A conferma dell'attribuzione al Tosini, sostenuta unanimemente dalla critica, Giovanna Rotondi Terminello (Ead. 1966) pubblicò un Ecce Homo rinvenuto presso la Casa Parrocchiale di Uscio, dipinto conforme alla coppia Borghese per il gonfiore degli occhi, la grafia nel disegnare la bocca e le pieghe cartonate dei copricapi. Tenendo conto di tali analogie, la studiosa propose inoltre di datare le due femmes Borghese intorno agli anni Sessanta del XVI secolo, periodo in cui il pittore fiorentino stava lavorando accanto al Vasari sugli spalti di Palazzo Vecchio a Firenze. In effetti, questo nesso con l'aretino, segno di un suo ravvicinamento alla cultura manieristica (cfr. Prosperi Valenti 1974), fu effettivamente alla base di una sua seconda maniera, evidente soprattutto nei dipinti eseguiti a cavallo tra gli anni Cinquanta e Sessanta del XVI secolo, oltre che nella sua produzione di mezze figure femminili, tra le quali rientrano le due tavole Borghese e numerosi ritratti (Meloni Trkulja 1994).
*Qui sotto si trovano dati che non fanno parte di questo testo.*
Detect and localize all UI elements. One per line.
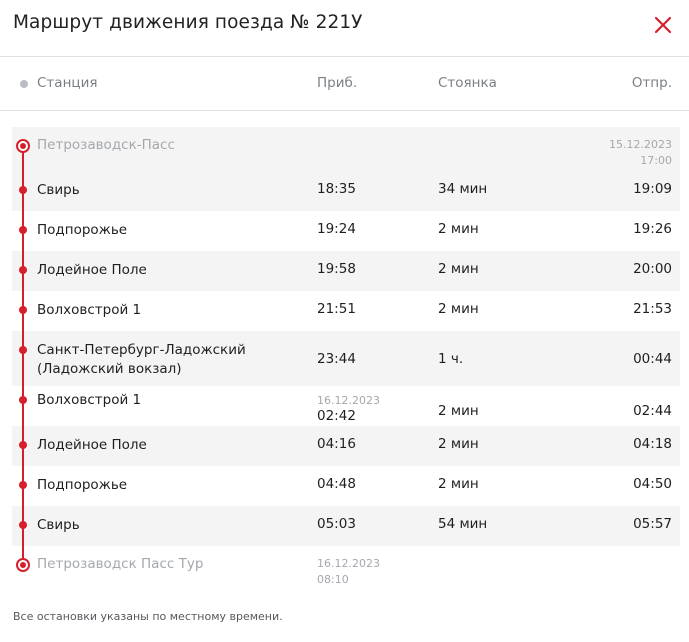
table-row: Лодейное Поле 04:16 2 мин 04:18 (12, 426, 680, 466)
origin-marker-icon (16, 139, 30, 153)
stop-marker-icon (19, 306, 27, 314)
table-row: Подпорожье 04:48 2 мин 04:50 (12, 466, 680, 506)
arrival-time: 19:58 (317, 261, 356, 277)
stop-duration: 1 ч. (438, 351, 464, 367)
stop-marker-icon (19, 346, 27, 354)
stop-marker-icon (19, 226, 27, 234)
station-name: Петрозаводск-Пасс (37, 137, 175, 153)
table-row-destination: Петрозаводск Пасс Тур 16.12.2023 08:10 (12, 546, 680, 590)
arrival-time: 19:24 (317, 221, 356, 237)
departure-time: 04:50 (633, 476, 672, 492)
timezone-note: Все остановки указаны по местному времен… (13, 610, 283, 623)
column-stop: Стоянка (438, 75, 497, 91)
station-name-line1: Санкт-Петербург-Ладожский (37, 342, 246, 358)
table-row: Свирь 18:35 34 мин 19:09 (12, 171, 680, 211)
departure-time: 19:26 (633, 221, 672, 237)
column-headers: Станция Приб. Стоянка Отпр. (0, 57, 689, 111)
arrival-time: 04:16 (317, 436, 356, 452)
departure-time: 19:09 (633, 181, 672, 197)
stop-marker-icon (19, 396, 27, 404)
station-name: Лодейное Поле (37, 437, 147, 453)
departure-time: 17:00 (640, 154, 672, 167)
station-name: Волховстрой 1 (37, 392, 142, 408)
column-arrival: Приб. (317, 75, 358, 91)
stop-duration: 2 мин (438, 436, 479, 452)
station-name: Подпорожье (37, 477, 128, 493)
station-name: Волховстрой 1 (37, 302, 142, 318)
station-name: Лодейное Поле (37, 262, 147, 278)
arrival-time: 08:10 (317, 573, 349, 586)
stop-marker-icon (19, 521, 27, 529)
stop-duration: 2 мин (438, 221, 479, 237)
arrival-time: 18:35 (317, 181, 356, 197)
departure-time: 00:44 (633, 351, 672, 367)
column-station: Станция (37, 75, 98, 91)
station-name-line2: (Ладожский вокзал) (37, 361, 182, 377)
departure-time: 04:18 (633, 436, 672, 452)
arrival-time: 05:03 (317, 516, 356, 532)
table-row: Санкт-Петербург-Ладожский (Ладожский вок… (12, 331, 680, 386)
stop-marker-icon (19, 481, 27, 489)
stop-duration: 54 мин (438, 516, 488, 532)
stop-marker-icon (19, 441, 27, 449)
stop-marker-icon (19, 186, 27, 194)
dialog-title: Маршрут движения поезда № 221У (13, 12, 363, 33)
station-name: Свирь (37, 182, 80, 198)
stop-marker-icon (19, 266, 27, 274)
stop-duration: 2 мин (438, 476, 479, 492)
departure-time: 02:44 (633, 403, 672, 419)
arrival-time: 21:51 (317, 301, 356, 317)
departure-time: 05:57 (633, 516, 672, 532)
arrival-date: 16.12.2023 (317, 557, 380, 570)
close-icon[interactable] (652, 14, 674, 36)
departure-time: 21:53 (633, 301, 672, 317)
stop-duration: 34 мин (438, 181, 488, 197)
legend-dot-icon (20, 80, 28, 88)
arrival-time: 02:42 (317, 408, 356, 424)
arrival-date: 16.12.2023 (317, 394, 380, 407)
dialog-header: Маршрут движения поезда № 221У (0, 0, 689, 57)
table-row: Лодейное Поле 19:58 2 мин 20:00 (12, 251, 680, 291)
arrival-time: 23:44 (317, 351, 356, 367)
departure-date: 15.12.2023 (609, 138, 672, 151)
destination-marker-icon (16, 558, 30, 572)
column-departure: Отпр. (631, 75, 672, 91)
station-name: Свирь (37, 517, 80, 533)
table-row: Свирь 05:03 54 мин 05:57 (12, 506, 680, 546)
stop-duration: 2 мин (438, 301, 479, 317)
route-table: Петрозаводск-Пасс 15.12.2023 17:00 Свирь… (12, 127, 680, 590)
stop-duration: 2 мин (438, 403, 479, 419)
table-row: Волховстрой 1 16.12.2023 02:42 2 мин 02:… (12, 386, 680, 426)
table-row-origin: Петрозаводск-Пасс 15.12.2023 17:00 (12, 127, 680, 171)
arrival-time: 04:48 (317, 476, 356, 492)
station-name: Подпорожье (37, 222, 128, 238)
departure-time: 20:00 (633, 261, 672, 277)
table-row: Волховстрой 1 21:51 2 мин 21:53 (12, 291, 680, 331)
table-row: Подпорожье 19:24 2 мин 19:26 (12, 211, 680, 251)
stop-duration: 2 мин (438, 261, 479, 277)
station-name: Петрозаводск Пасс Тур (37, 556, 204, 572)
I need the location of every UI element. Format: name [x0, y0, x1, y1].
Come ben espresso dalla Herrmann Fiore (Ead. 2005), questa Leda, al pari della Lucrezia, rappresenta un capolavoro della pittura fiorentina del settimo decennio del Cinquecento, la cui bellezza, eleganza e monumentalità sono qui esaltate nel delicato candore degli incarnati, nella resa delle stoffe e dei monili, nonché nell'elaborata acconciatura che tradisce una chiara conoscenza dei disegni di Michelangelo Buonarroti (Uffizi, n. 598r; cfr. Hermann Fiore 2005). Inoltre, secondo la studiosa, la visione ravvicinata del mezzobusto di schiena rivolto verso lo spettatore, rivelerebbe una certa confidenza con la pittura veneta, qui fusa con un attento uso del colore, vicino ai modelli di Francesco Salviati.
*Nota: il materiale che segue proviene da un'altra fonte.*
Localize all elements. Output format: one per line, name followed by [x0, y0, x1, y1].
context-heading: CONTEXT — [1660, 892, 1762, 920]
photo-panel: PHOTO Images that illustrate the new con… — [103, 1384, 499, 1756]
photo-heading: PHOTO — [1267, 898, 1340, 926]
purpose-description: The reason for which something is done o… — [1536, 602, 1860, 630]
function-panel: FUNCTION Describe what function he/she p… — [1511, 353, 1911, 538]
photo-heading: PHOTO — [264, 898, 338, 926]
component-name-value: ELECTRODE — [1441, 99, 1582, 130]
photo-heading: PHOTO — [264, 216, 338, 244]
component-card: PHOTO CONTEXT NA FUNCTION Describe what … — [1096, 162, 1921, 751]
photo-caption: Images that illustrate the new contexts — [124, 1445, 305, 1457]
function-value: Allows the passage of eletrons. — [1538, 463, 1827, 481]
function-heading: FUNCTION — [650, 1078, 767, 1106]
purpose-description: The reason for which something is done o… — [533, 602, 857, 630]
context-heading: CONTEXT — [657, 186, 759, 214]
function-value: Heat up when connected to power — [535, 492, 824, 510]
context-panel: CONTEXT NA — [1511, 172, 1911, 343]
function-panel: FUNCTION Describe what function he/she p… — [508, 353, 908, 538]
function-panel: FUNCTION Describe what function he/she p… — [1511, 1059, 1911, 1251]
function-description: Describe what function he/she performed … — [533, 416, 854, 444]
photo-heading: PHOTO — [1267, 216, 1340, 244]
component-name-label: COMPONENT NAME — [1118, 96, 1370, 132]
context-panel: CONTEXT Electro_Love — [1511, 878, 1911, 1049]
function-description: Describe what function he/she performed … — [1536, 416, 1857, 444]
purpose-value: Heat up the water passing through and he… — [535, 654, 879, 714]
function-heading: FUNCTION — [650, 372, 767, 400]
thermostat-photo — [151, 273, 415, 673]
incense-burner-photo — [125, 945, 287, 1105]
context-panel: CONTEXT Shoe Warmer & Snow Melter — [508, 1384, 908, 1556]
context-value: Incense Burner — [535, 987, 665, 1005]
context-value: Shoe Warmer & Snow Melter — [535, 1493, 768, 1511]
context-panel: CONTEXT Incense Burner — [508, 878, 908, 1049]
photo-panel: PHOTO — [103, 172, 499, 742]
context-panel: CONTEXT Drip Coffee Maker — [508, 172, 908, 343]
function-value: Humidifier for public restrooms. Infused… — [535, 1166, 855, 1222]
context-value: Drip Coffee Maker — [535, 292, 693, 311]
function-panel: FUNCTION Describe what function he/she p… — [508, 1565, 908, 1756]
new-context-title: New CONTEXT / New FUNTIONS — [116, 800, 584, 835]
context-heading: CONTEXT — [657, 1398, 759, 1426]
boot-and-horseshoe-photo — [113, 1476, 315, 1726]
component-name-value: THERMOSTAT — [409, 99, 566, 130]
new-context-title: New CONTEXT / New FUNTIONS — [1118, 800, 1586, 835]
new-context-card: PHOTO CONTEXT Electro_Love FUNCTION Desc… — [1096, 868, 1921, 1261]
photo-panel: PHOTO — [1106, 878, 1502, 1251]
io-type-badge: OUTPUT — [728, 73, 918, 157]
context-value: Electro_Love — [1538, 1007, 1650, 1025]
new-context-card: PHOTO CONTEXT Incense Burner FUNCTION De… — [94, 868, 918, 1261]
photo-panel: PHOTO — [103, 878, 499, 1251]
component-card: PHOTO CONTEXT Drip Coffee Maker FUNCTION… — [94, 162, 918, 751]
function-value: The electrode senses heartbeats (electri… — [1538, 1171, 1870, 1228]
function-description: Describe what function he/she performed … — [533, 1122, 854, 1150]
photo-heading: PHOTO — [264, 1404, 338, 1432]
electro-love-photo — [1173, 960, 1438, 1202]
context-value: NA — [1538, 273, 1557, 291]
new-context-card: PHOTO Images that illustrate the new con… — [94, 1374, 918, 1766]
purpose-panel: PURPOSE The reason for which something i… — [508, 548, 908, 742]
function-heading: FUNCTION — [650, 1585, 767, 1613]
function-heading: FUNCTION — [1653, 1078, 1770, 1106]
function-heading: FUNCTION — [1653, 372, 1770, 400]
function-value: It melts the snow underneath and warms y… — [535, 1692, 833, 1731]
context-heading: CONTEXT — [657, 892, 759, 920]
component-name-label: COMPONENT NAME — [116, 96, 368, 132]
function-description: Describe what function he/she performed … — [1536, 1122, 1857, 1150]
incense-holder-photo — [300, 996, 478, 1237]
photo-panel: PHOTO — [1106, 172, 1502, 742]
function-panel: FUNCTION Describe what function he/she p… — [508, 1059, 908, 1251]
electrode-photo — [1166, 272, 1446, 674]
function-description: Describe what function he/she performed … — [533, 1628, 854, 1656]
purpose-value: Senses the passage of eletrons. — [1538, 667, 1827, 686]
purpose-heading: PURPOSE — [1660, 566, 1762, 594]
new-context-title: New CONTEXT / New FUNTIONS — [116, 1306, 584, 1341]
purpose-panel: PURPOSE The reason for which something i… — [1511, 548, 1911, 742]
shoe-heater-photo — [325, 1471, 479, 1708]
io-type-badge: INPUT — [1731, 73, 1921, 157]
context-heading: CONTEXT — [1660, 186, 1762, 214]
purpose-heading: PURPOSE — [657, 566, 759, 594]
Tuttavia l’idea di rappresentare questo soggetto lontano dagli esempi più ammiccanti ed erotici prodotti fino a quel tempo, induce a spostare ulteriormente la sua esecuzione verso la fine degli anni Sessanta del XVI secolo, quando ormai le conseguenze della Controriforma attecchirono con successo. L'opera, infatti, sembra incarnare quanto esposto da Giorgio Vasari a proposito di Tosini e della sua morigeratezza («quello che in lui mi piace sommamente, oltre che essere egli veramente uomo da bene, costumato e timorato di Dio, si è che sempre ha in bottega buon numero di giovinetti ai quali insegna con incredibile amorevolezza»; Vasari 1568, ed. 1964, pp. 340, 389), un aspetto sicuramente molto apprezzato dai perbenisti dell'epoca che ben guidò il pittore nell'esecuzione attenta e misurata della presente protagonista, qui ritratta con il suo leggendario amante - Zeus nelle sembianze di un cigno - che teneramente le bacia la guancia, allontanandosi di fatto da quanto raccontato dagli antichi e trasposto in pittura da Michelangelo e in scultura dall'Ammannati.